Untuk mendukung agenda tersebut, OJK terus memperkuat arsitektur keuangan berkelanjutan melalui pengembangan Taksonomi Keuangan Berkelanjutan Indonesia (TKBI), penyempurnaan pelaporan keberlanjutan yang selaras dengan standar internasional, penerapan Climate Risk Management and Scenario Analysis (CRMS), penyusunan panduan pembiayaan transisi, serta pengembangan berbagai instrumen keuangan berkelanjutan.
Selain itu, OJK tengah menyusun revisi Peraturan OJK mengenai penerapan keuangan berkelanjutan bagi pelaku usaha sektor keuangan, emiten, dan perusahaan publik agar selaras dengan standar pelaporan keberlanjutan nasional maupun internasional.
Friderica menjelaskan bahwa TKBI menjadi acuan penting bagi industri jasa keuangan dan investor dalam mengidentifikasi kegiatan ekonomi hijau maupun kegiatan transisi sehingga pembiayaan dapat disalurkan secara lebih tepat sasaran sekaligus meminimalkan risiko greenwashing.
OJK juga memperkenalkan Satu Karsa, sebuah platform blended finance yang dikembangkan bersama Kementerian Kehutanan untuk mendukung pembiayaan proyek karbon berbasis alam. Program tersebut diarahkan pada kegiatan reforestasi, agroforestri, pemulihan lahan kritis, pemberdayaan masyarakat, serta pengembangan kredit karbon berkualitas tinggi.
Di bidang perdagangan karbon, OJK menegaskan komitmennya memperkuat integritas Bursa Karbon Indonesia sebagai bagian dari implementasi Nilai Ekonomi Karbon nasional. OJK juga terus menjalankan fungsi pengawasan perdagangan karbon melalui IDX Carbon dan mendukung integrasinya dengan Sistem Registri Unit Karbon (SRUK).
Sejak diluncurkan pada 2023, Bursa Karbon Indonesia telah membukukan transaksi sekitar dua juta ton karbon dioksida ekuivalen (CO₂e) dengan nilai transaksi melebihi Rp93 miliar. Menurut Friderica, capaian tersebut menunjukkan meningkatnya minat pelaku pasar terhadap mekanisme perdagangan karbon nasional.
Ia menegaskan bahwa keberhasilan pasar karbon sangat bergantung pada integritas sistem yang menjamin setiap unit karbon dapat diukur, dicatat, ditelusuri, dan terhindar dari penghitungan ganda.

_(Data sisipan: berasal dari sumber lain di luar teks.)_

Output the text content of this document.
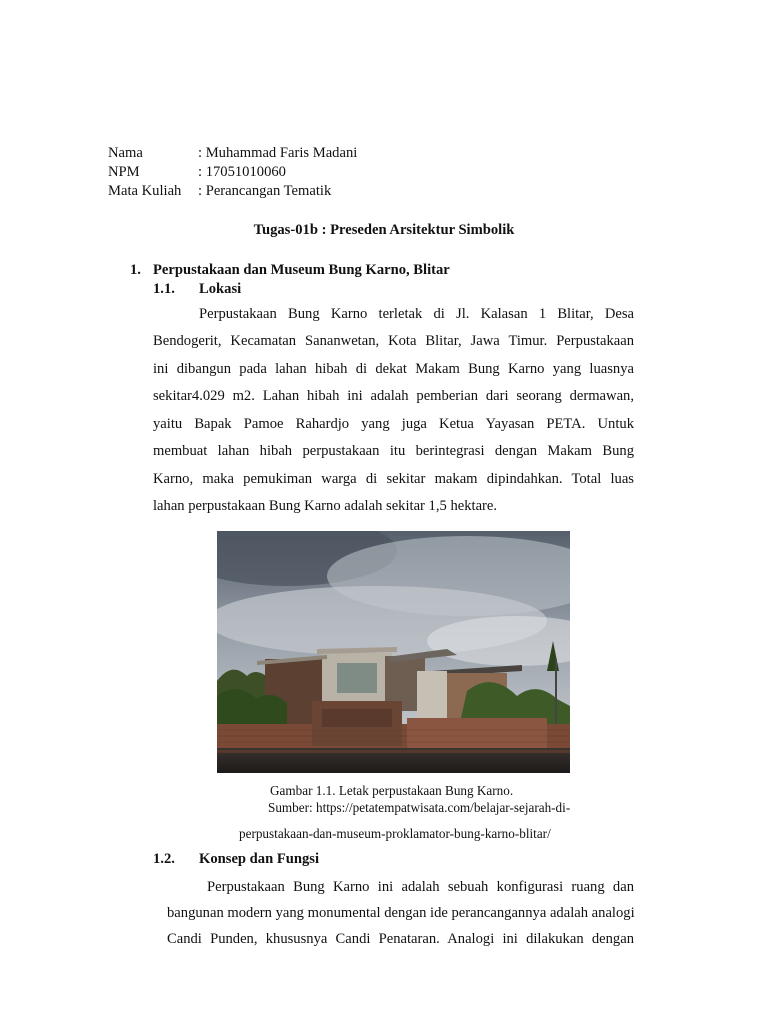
Nama	: Muhammad Faris Madani
NPM	: 17051010060
Mata Kuliah : Perancangan Tematik
Tugas-01b : Preseden Arsitektur Simbolik
1. Perpustakaan dan Museum Bung Karno, Blitar
1.1. Lokasi
Perpustakaan Bung Karno terletak di Jl. Kalasan 1 Blitar, Desa
Bendogerit, Kecamatan Sananwetan, Kota Blitar, Jawa Timur. Perpustakaan
ini dibangun pada lahan hibah di dekat Makam Bung Karno yang luasnya
sekitar4.029 m2. Lahan hibah ini adalah pemberian dari seorang dermawan,
yaitu Bapak Pamoe Rahardjo yang juga Ketua Yayasan PETA. Untuk
membuat lahan hibah perpustakaan itu berintegrasi dengan Makam Bung
Karno, maka pemukiman warga di sekitar makam dipindahkan. Total luas
lahan perpustakaan Bung Karno adalah sekitar 1,5 hektare.
Gambar 1.1. Letak perpustakaan Bung Karno.
Sumber: https://petatempatwisata.com/belajar-sejarah-di-
perpustakaan-dan-museum-proklamator-bung-karno-blitar/
1.2. Konsep dan Fungsi
Perpustakaan Bung Karno ini adalah sebuah konfigurasi ruang dan
bangunan modern yang monumental dengan ide perancangannya adalah analogi
Candi Punden, khususnya Candi Penataran. Analogi ini dilakukan dengan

Selain mengikuti berbagai forum internasional, OJK juga menggelar sejumlah pertemuan bilateral dengan mitra strategis global guna memperkuat kerja sama dalam pengembangan keuangan berkelanjutan, pembiayaan transisi, pengawasan risiko iklim, serta peningkatan kapasitas regulator.

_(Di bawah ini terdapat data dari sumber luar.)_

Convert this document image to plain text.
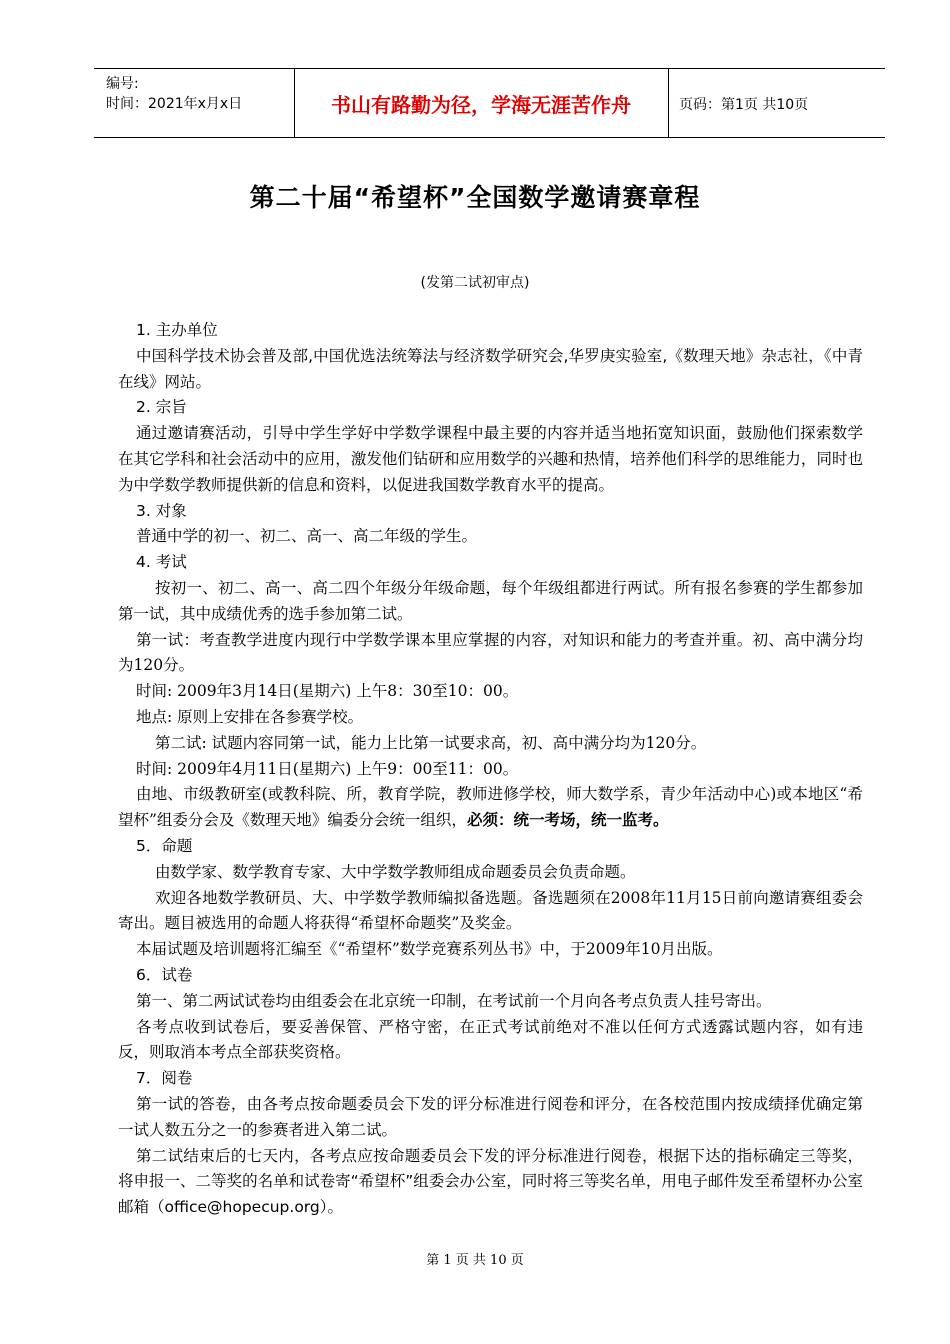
编号:
时间：2021年x月x日	书山有路勤为径，学海无涯苦作舟	页码：第1页 共10页
第二十届“希望杯”全国数学邀请赛章程
(发第二试初审点)
1. 主办单位
中国科学技术协会普及部,中国优选法统筹法与经济数学研究会,华罗庚实验室,《数理天地》杂志社，《中青在线》网站。
2. 宗旨
通过邀请赛活动，引导中学生学好中学数学课程中最主要的内容并适当地拓宽知识面，鼓励他们探索数学在其它学科和社会活动中的应用，激发他们钻研和应用数学的兴趣和热情，培养他们科学的思维能力，同时也为中学数学教师提供新的信息和资料，以促进我国数学教育水平的提高。
3. 对象
普通中学的初一、初二、高一、高二年级的学生。
4. 考试
按初一、初二、高一、高二四个年级分年级命题，每个年级组都进行两试。所有报名参赛的学生都参加第一试，其中成绩优秀的选手参加第二试。
第一试：考查教学进度内现行中学数学课本里应掌握的内容，对知识和能力的考查并重。初、高中满分均为120分。
时间: 2009年3月14日(星期六) 上午8：30至10：00。
地点: 原则上安排在各参赛学校。
第二试: 试题内容同第一试，能力上比第一试要求高，初、高中满分均为120分。
时间: 2009年4月11日(星期六) 上午9：00至11：00。
由地、市级教研室(或教科院、所，教育学院，教师进修学校，师大数学系，青少年活动中心)或本地区“希望杯”组委分会及《数理天地》编委分会统一组织，必须：统一考场，统一监考。
5．命题
由数学家、数学教育专家、大中学数学教师组成命题委员会负责命题。
欢迎各地数学教研员、大、中学数学教师编拟备选题。备选题须在2008年11月15日前向邀请赛组委会寄出。题目被选用的命题人将获得“希望杯命题奖”及奖金。
本届试题及培训题将汇编至《“希望杯”数学竞赛系列丛书》中，于2009年10月出版。
6．试卷
第一、第二两试试卷均由组委会在北京统一印制，在考试前一个月向各考点负责人挂号寄出。
各考点收到试卷后，要妥善保管、严格守密，在正式考试前绝对不准以任何方式透露试题内容，如有违反，则取消本考点全部获奖资格。
7．阅卷
第一试的答卷，由各考点按命题委员会下发的评分标准进行阅卷和评分，在各校范围内按成绩择优确定第一试人数五分之一的参赛者进入第二试。
第二试结束后的七天内，各考点应按命题委员会下发的评分标准进行阅卷，根据下达的指标确定三等奖，将申报一、二等奖的名单和试卷寄“希望杯”组委会办公室，同时将三等奖名单，用电子邮件发至希望杯办公室邮箱（office@hopecup.org）。
第 1 页 共 10 页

OJK berpandangan bahwa kolaborasi internasional menjadi faktor penting dalam membangun sistem keuangan berkelanjutan yang kredibel.
Dukungan global dinilai diperlukan tidak hanya dalam penyusunan standar, tetapi juga melalui penyediaan pembiayaan jangka panjang, pengembangan metodologi, peningkatan kualitas data, serta penguatan kapasitas regulator dan pelaku pasar.
Melalui sinergi antara pemerintah, regulator, dunia usaha, akademisi, dan mitra internasional, OJK berkomitmen terus mendorong sektor jasa keuangan menjadi katalis bagi pertumbuhan ekonomi yang berkelanjutan, rendah karbon, dan berdaya saing global.